Tickets are £9 per adult for entry and £6 for children. Single Family tickets are £18 and family tickets £27. Under 4’s are free of charge.
Entry to the Café and their gift shop is also completely free.
How to find the Windermere Jetty Museum in there Lake District
The Windermere Jetty Museum is located in Bowness-on-Windermere on Rayrigg Road, and can easily be accessed from the main town. There are a number of ways to travel to the museum;
By cruise ship: In the summer season, many of the local cruise companies stop right outside the Windermere Jetty Museum on the pier!
So, if you were planning a day out on the lake by boat, this is the perfect opportunity to stop off. With Windermere Lake Cruises this stop is included on their red route from Bowness-on-Windermere to Ambleside.

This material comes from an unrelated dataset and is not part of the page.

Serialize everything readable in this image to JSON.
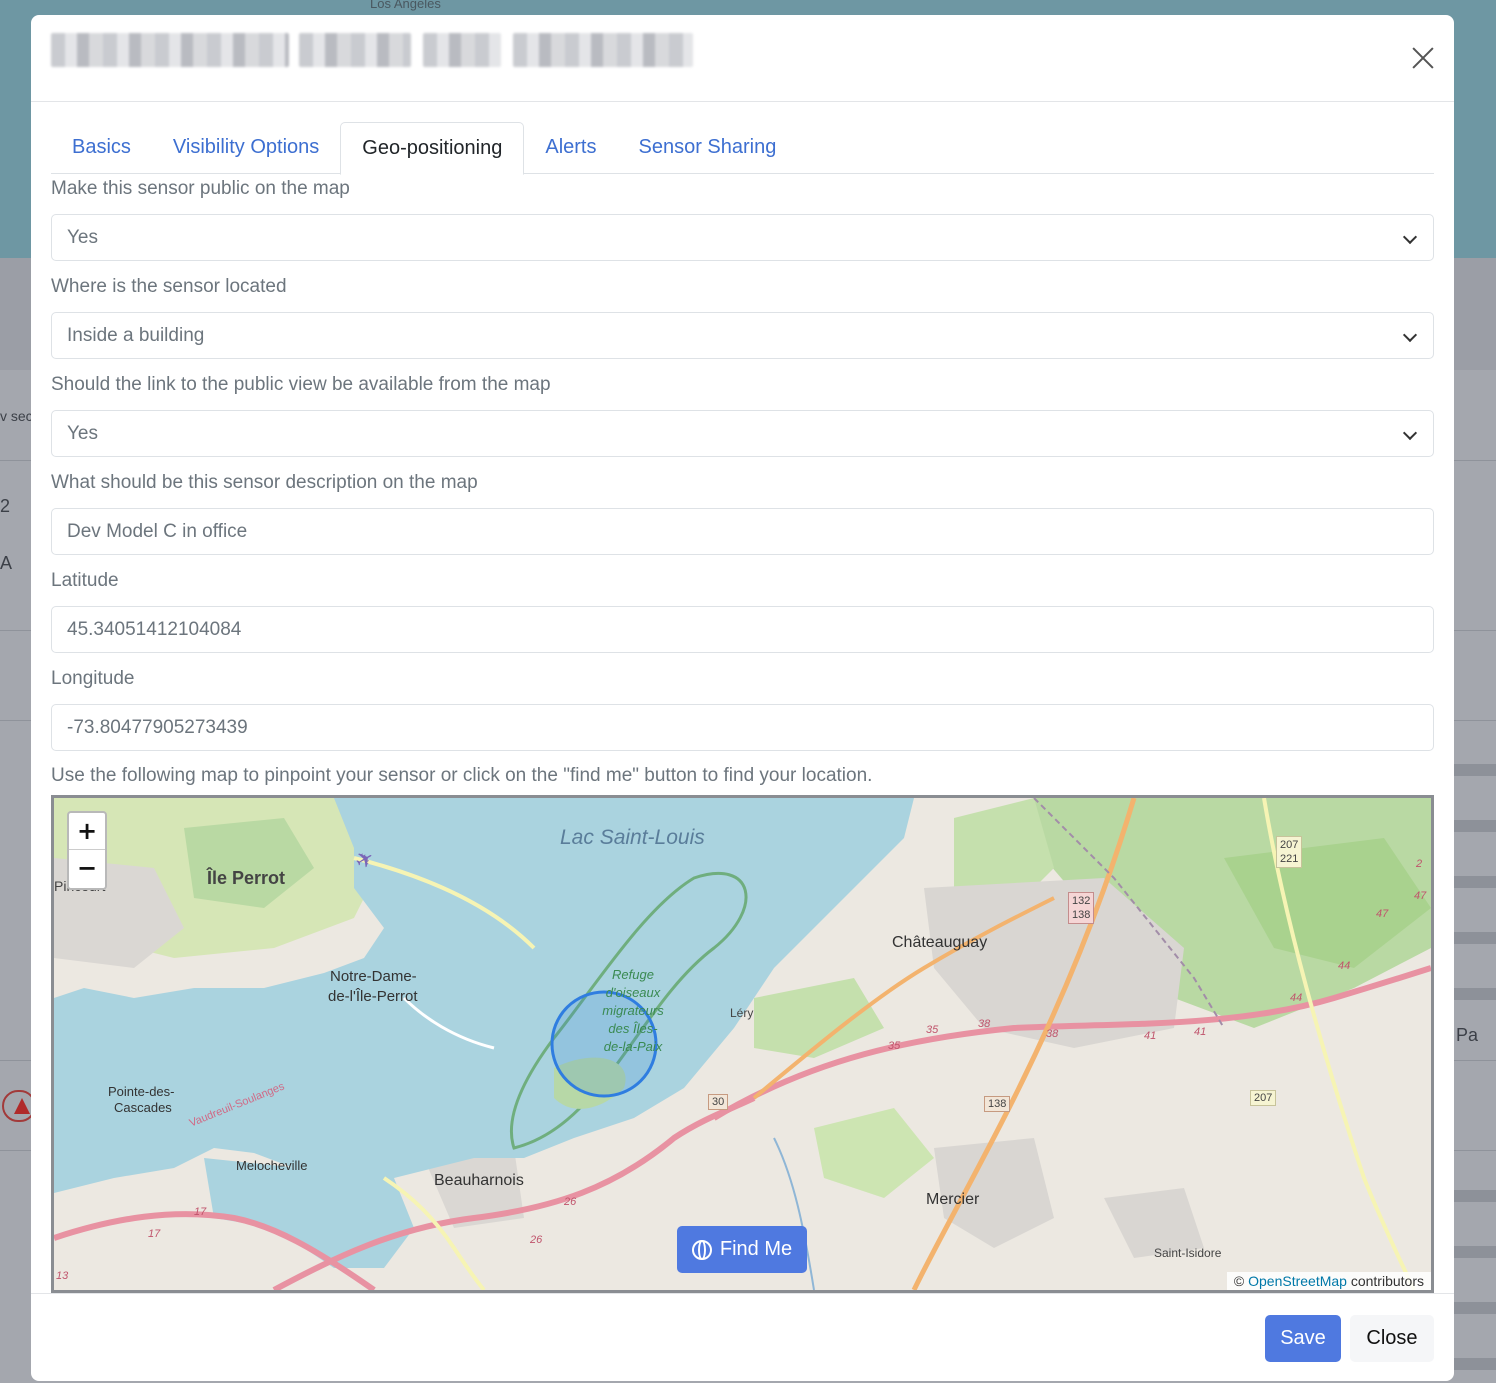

Also, you can moor there for FREE for up to 3 hours if you have your own boat!
Related Post – Places to visit on a Lake Windermere Cruise!
By Car: The full address for the museum is Rayrigg Road, Windermere, LA23 1BN so you can plug this into your SatNav on your visit. But, it is well signposted on the brown tourist signs as soon as you pull into Bowness. On the Rayrigg Road, this is in the direction towards Ambleside.

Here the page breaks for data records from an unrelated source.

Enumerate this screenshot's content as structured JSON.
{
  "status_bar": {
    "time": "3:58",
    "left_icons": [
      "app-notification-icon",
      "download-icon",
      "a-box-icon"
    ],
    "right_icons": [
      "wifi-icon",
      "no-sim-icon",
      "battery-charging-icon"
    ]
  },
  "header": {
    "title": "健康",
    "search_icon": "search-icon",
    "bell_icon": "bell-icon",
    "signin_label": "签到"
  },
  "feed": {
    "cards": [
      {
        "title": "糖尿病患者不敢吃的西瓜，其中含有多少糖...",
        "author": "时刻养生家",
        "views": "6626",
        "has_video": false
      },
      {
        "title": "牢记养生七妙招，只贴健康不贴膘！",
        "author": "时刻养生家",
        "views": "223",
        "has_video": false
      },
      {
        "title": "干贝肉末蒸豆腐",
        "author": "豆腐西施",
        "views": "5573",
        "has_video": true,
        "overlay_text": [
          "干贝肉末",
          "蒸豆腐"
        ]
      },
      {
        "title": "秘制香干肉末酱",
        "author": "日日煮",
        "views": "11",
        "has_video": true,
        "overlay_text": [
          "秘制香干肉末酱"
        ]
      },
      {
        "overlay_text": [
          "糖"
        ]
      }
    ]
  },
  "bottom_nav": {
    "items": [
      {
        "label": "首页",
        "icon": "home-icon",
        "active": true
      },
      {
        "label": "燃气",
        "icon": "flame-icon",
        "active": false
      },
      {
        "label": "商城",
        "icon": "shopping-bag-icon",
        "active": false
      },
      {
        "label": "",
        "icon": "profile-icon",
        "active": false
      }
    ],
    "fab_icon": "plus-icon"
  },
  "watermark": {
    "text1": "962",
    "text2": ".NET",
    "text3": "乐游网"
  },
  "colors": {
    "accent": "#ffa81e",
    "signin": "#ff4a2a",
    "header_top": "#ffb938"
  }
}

On Foot from Bowness-on-Windermere: If you’re heading to the museum directly from the Windermere train station, it will take you around 30 minutes. Head out from the train station along the A591, navigate onto the A592/Rayrigg Road via Queen Adelaide’s Hill. Head in the direction towards Bowness Bay and it will be on your right.
By Bus: From Grasmere and Keswick you can catch the Stagecoach Bus Service 555, or from Penrith you can take the 508 Stagecoach service to Windermere. There is a dedicated bus stop right outside of the museum! Click here for more information.
Windermere Jetty Museum Parking Charges
The car park for the Windermere Jetty Museum is run by Park With Ease. This means that your license plate will be recorded as soon as you enter!
Parking is FREE for those who buy tickets to the museum and/or make a purchase from the café.
But, you do need to remember to pick up a code from the staff at the reception before you leave to make sure your parking is free of charge.
Once you get to the machine in the car park, follow the instructions. Find your license plate on the list, insert your code and you’re free to go. You may get a hefty parking charge if you forget to do this.